Les jardiniers de Versailles s’affairent durant une quinzaine de jours pour sortir l’ensemble des caisses, puis il faut encore caler avec précision chaque élément de l’immense décor que les visiteurs pourront admirer depuis la terrasse du Midi. Ils s’en approcheront en descendant les Cent-Marches, et déambuleront parmi des spécimens parfois très anciens. On raconte que « le Connétable » y aurait vécu plus de quatre siècles !

© EPV / Christian Milet

Puis, on veillera au bon épanouissement des plantes, avec un « bassinage » régulier durant les fortes chaleurs. « Cette douche sur le feuillage leur fait le plus grand bien, tout en repoussant les cochenilles et les pucerons », explique Éric Quénéa, qui accompagne la pousse inéluctable de ces vénérables sujets. « C’est toute une mise en scène dont nous prenons grand soin en nous fiant à notre œil, l’œil du jardinier. Nous recherchons des proportions idéales : sur la hauteur totale des arbres, 1/3 pour la caisse elle-même, 1/3 pour le tronc et 1/3 pour la frondaison. Tout en laissant un peu de liberté, c’est leur aspect baroque, avec leurs branches tortueuses, qui est intéressant. Cette fantaisie contrebalance la rigueur des lignes du parterre ». Mettre en valeur les plantes en bordure de surfaces simples et uniformes comme les gazons a toujours été la fonction de ces « parterres d’orangerie ».
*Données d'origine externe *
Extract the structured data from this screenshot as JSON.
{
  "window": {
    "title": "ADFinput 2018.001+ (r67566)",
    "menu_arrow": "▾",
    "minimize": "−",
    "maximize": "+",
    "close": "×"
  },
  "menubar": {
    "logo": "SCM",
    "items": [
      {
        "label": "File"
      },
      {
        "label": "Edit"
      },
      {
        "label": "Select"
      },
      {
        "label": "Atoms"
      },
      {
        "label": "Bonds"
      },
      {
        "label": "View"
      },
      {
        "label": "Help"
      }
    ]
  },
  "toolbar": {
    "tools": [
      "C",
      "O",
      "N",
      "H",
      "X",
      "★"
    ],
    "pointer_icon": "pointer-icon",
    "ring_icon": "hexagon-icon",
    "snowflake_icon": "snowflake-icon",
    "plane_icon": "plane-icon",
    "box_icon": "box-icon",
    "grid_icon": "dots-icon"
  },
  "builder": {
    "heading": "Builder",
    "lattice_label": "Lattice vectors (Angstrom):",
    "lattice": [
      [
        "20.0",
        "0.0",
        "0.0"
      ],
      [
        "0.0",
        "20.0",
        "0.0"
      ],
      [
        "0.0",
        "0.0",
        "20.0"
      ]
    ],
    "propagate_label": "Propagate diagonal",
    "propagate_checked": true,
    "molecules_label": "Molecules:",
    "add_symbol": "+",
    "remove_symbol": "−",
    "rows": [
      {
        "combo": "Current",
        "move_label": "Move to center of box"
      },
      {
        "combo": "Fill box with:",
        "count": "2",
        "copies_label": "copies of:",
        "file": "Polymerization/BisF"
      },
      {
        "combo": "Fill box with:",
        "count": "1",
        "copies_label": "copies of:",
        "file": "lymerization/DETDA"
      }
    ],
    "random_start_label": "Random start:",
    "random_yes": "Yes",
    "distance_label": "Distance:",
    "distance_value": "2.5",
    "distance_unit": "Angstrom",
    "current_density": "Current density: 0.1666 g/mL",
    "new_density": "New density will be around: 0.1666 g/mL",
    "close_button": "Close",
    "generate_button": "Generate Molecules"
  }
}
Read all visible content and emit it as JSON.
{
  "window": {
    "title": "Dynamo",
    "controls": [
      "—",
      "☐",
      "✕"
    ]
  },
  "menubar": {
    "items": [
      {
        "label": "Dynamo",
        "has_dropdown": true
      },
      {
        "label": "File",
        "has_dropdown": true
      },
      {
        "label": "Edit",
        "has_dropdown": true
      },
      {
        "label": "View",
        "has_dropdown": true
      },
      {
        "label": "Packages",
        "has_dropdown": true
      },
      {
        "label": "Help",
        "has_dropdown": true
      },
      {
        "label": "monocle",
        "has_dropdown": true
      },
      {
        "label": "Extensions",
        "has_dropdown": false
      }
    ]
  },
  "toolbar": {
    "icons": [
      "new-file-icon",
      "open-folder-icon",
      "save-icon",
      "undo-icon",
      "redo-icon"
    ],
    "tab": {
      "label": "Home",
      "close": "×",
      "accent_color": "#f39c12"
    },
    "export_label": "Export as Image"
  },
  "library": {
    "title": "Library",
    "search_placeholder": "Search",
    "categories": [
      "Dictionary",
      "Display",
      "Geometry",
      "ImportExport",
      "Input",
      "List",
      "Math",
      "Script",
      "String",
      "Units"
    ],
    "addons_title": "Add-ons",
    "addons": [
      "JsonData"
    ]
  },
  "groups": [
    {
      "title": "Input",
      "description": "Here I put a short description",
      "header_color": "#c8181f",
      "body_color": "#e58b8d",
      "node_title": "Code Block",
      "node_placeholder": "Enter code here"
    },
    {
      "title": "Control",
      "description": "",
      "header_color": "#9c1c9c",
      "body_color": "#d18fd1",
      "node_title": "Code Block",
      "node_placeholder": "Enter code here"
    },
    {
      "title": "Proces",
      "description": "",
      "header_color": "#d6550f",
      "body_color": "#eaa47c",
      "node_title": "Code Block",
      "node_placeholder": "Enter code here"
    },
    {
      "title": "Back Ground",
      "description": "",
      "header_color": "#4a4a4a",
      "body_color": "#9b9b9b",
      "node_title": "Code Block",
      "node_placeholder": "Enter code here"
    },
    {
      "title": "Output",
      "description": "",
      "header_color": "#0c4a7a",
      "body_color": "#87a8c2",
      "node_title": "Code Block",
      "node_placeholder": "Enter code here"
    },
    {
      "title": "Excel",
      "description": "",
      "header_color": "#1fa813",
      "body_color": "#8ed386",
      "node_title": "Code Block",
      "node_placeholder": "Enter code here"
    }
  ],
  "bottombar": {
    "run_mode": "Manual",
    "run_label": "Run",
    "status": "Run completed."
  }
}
Dans le même temps, il s’agira de maintenir, à travers la taille de chacun des sujets, une vision d’ensemble équilibrée. « J’adore faire en sorte de placer les plus beaux spécimens du moment sur le passage des visiteurs afin de leur faire profiter au mieux de ces merveilles », confie le jardinier auquel échappera néanmoins une chose : l’apparition désordonnée et inattendue des fleurs, généreux cadeau de la nature.

Lucie Nicolas-Vullierme,
rédactrice en chef des Carnets de Versailles.